Aucune des trois attaques n’a été revendiquée, mais d’après les 15 témoins, les assaillants semblaient être membres de groupes armés islamistes, en raison de la similitude de leur modus operandi et du choix des cibles avec les attaques précédemment commises par ces groupes.
D’après les témoins interrogés, les hommes armés étaient habillés en noir ou en treillis militaire et arboraient des turbans, lorsqu’ils ont attaquéà deux par moto les marchés des villages. Ils semblaient prendre pour cible les hommes adultes sur la base de leur ethnicité : pratiquement aucune des victimes n’était peule, une communauté à laquelle appartiennent de nombreux islamistes armés. À Nagraogo, des témoins ont vu des assaillants arborer un drapeau noir, symbole de l’État islamique (EI, ou Daech).
Selon des témoins, dans deux des villages, les habitants avaient auparavant fui en raison de l’insécurité croissante, mais les autorités gouvernementales les avaient exhortés à rentrer chez eux après que l’armée ait donné des garanties de sécurité.
Une jeune fille âgée de 15 ans originaire de Rofénèga a déclaré à Human Rights Watch avoir été témoin du meurtre de son frère de 20 ans le 17 janvier. « Il était atteint de problèmes de santé mentale », a-t-elle expliqué. « Lorsqu’il a entendu les coups de feu, il a tenté de s’enfuir dans la brousse, mais a été intercepté et tué. »

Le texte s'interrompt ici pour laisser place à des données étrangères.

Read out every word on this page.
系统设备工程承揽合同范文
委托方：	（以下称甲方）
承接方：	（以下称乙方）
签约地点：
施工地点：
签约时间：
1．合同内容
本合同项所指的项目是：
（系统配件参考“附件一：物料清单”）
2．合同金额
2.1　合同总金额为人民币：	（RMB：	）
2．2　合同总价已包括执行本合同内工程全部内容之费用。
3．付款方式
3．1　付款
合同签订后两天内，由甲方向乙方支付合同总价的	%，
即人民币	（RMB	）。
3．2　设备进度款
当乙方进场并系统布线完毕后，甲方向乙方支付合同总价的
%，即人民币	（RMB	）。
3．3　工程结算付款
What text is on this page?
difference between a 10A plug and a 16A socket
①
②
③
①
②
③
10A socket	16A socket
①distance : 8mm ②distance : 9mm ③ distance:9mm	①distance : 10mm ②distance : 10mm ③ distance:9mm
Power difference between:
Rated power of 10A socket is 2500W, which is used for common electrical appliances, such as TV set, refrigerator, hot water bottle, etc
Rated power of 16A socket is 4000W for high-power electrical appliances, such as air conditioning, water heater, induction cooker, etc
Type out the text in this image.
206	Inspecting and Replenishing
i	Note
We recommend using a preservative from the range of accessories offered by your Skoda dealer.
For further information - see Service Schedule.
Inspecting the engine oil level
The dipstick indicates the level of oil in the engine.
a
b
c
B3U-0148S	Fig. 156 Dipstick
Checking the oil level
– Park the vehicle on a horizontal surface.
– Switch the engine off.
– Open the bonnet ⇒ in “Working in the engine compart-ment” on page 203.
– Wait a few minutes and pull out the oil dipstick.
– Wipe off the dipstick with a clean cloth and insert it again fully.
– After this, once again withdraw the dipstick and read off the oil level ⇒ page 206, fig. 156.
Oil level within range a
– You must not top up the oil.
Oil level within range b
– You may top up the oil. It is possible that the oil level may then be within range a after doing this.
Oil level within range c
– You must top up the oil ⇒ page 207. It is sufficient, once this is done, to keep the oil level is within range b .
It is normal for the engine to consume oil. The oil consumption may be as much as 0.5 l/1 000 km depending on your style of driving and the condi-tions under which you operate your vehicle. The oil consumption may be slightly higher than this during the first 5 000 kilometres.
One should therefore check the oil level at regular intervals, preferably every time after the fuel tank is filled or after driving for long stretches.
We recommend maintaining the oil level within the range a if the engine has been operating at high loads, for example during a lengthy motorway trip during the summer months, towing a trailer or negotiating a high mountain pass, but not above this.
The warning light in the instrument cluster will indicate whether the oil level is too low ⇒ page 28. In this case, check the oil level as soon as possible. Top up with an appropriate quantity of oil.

Les personnes atteintes de handicap font partie de celles qui n’ont pu échapper aux assaillants. Une femme âgée de 40 ans atteinte d’un handicap physique a déclaré s’être cachée chez elle pendant que sa famille se réfugiait en lieu sûr lors de l’attaque du 20 janvier sur le village de Nagraogo. « J’ai entendu des coups de feu et j’étais triste et effrayée », a-t-elle confié. « J’ai senti la mort rôder, parce que je ne pouvais pas m’échapper. »
Au lendemain des attaques du 20 janvier contre les villages voisins de Nagraogo et Alamou, qui ont tué au moins 36 personnes, le parlement du Burkina Faso a adopté une loi portant sur la création de milices locales, des groupes de « Volontaires pour la défense de la patrie ». La loi autorise le recrutement de civils, formés et équipés pour veiller sur leurs communautés, et placés sous l’autorité des Forces de défense et de sécurité (FDS) nationales.
Mais ce texte pourrait vulnérabiliser davantage les communautés aux attaques des groupes armés islamistes, a observé Human Rights Watch. Au cours des derniers mois, des islamistes armés ont en effet pris pour cible, à plusieurs reprises, des civils suspectés de soutien aux forces militaires ou aux milices locales.
Dans le village de Gasseliki, des islamistes armés ont tué 20 civils en janvier 2019, manifestement en représailles pour avoir cherché à mettre sur pied une force d’autodéfense. Plus récemment, un témoin des meurtres en date du 25 janvier à Silgadji a déclaré qu’au cours de l’attaque, des islamistes armés ont accusé la communauté de chercher le soutien de l’armée pour former un groupe de volontaires.
Le plan du gouvernement visant à autonomiser les milices en régularisant les Volontaires fait également craindre que ces groupes se rendent eux-mêmes coupables de graves exactions. Les groupes d’autodéfense déjà existants au Burkina Faso, comme les Koglweogo, ont commis par le passé de nombreux abus. Le 8 mars, des membres de cette milice auraient tué au moins 43 Peuls dans trois villages de la région du Sahel.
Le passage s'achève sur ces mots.